Behavioral biases are irrational beliefs that can influence our crypto trading decisions without our knowing. Common behaviors that can influence decisions include overconfidence, buying or selling at the wrong time to avoid regret, limited attention span, and trend-chasing. Traders and investors should be aware of such biases and avoid them to lower the risk of making illogical decisions. Here are four biases and how to tackle them.
Behavioral biases, when left unchecked, can lead to poor crypto trading and investing decisions. In fact, there is an entire field of study called behavioral finance, which combines psychological theory with conventional financial economics. Biases are often unconscious, so you must pay close attention to your behavior to reduce bias-charged decision-making.
Human behavior and psychology has been extensively studied by Israeli-American psychologist and economist Daniel Kahneman and the late Israeli cognitive and mathematical psychologist Amos Tversky. Interested readers may check out Judgment Under Uncertainty: Heuristics and Biases for a better understanding of human biases.
“The illusion that we understand the past fosters overconfidence in our ability to predict the future.”― Daniel Kahneman
The overconfidence bias applies to traders who are too sure of their trading ability, causing them to make risky market decisions or overly frequent trades. Traders may also be overconfident in assets in which they are already heavily invested, resulting in a portfolio that lacks diversification.
While there may be exceptions, a study led by Columbia University professor Dr. Kai Ruggeri concluded that the more active a retail investor is, the less money they make. Consider trading less and investing more, as investing often entails more fundamental research into the intrinsic value of a project or cryptocurrency.
You can also consider diversifying your trades after doing proper research. This can help you to reduce the overall risk associated with holding a single token.

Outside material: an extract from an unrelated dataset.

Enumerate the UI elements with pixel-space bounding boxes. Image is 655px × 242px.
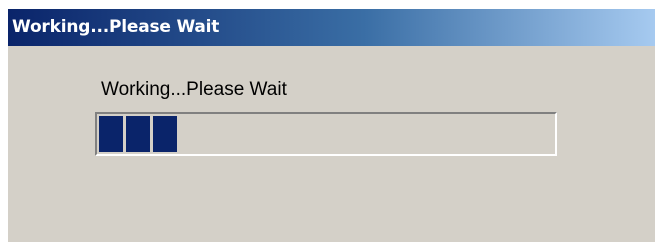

A study published in the Journal of Economic Theory by Jie Qin, an economics professor at Ritsumeikan University, showed that traders were twice as likely to sell a profitable position too early and a losing position too late to avoid the regret of losing gains or capital. We are hardwired to avoid remorse, even if that leads us to make illogical moves.
To curb the urge to do so, you can stick to specific trading and investing strategies instead of making decisions during market fluctuations. A simple approach to this is to automate your trades with pre-determined conditions, such as price and quantity.
One such strategy is dollar cost averaging (DCA), a practice traders use to invest fixed amounts at regular intervals, regardless of the asset’s price.
You can also use a trailing stop order, which allows you to place a pre-set order at a specific percentage away from the market price. Apart from automatically tracking price direction, trailing stop orders can help to lock in profit while limiting loss, ultimately helping you to avoid mistiming the market due to regret.
Limited Attention Span
Given the variety of tokens on the market, there are countless crypto opportunities available. However, we only have a limited amount of attention to spare to properly understand each option before trading.
Furthermore, there is often a lot of market noise surrounding different crypto opportunities. This could lead to trading decisions being made with incorrect or insufficient information.
Don’t rush into any trade you have not first examined closely. Instead of spreading yourself too thin, do your own research (DYOR) and conduct proper fundamental and technical analyses before trading.
In addition, it’s best not to rely on information from third-party influencers whose content revolves around potential crypto trading opportunities.
Another study, conducted by Tulane University professor Prem C. Jain and University of Rochester professor Joanna Shuang Wu, found that 39% of all new capital committed to mutual funds went into 10% of the previous year’s top-performing funds, which is telling of our tendency to chase trends. This can lead to hasty trading moves instead of logical decisions backed by ample research.
Due to the volatile nature of the crypto market, traders may be misled by a token’s exponential price increase and neglect studying the fundamentals that support this spike. Instead of jumping on the bandwagon, consider assets trading below what you feel is their intrinsic value and not just focus on tokens that have performed spectacularly well.
Like Warren Buffet once said, “Be fearful when others are greedy, and greedy when others are fearful.”
You can also try to perfect your trading strategy and stick to it instead of entering a trade every time a token is hyped up. For starters, there are dozens of trading strategy articles on Binance Academy, including our beginner’s guide to crypto trading strategies, day trading strategies, and how to backtest your trading strategy.
As humans, it’s natural to want to lean on our instincts when making decisions. Monitor your behavior and strive to keep your behavioral biases in check and you’ll be less likely to make poor trading decisions.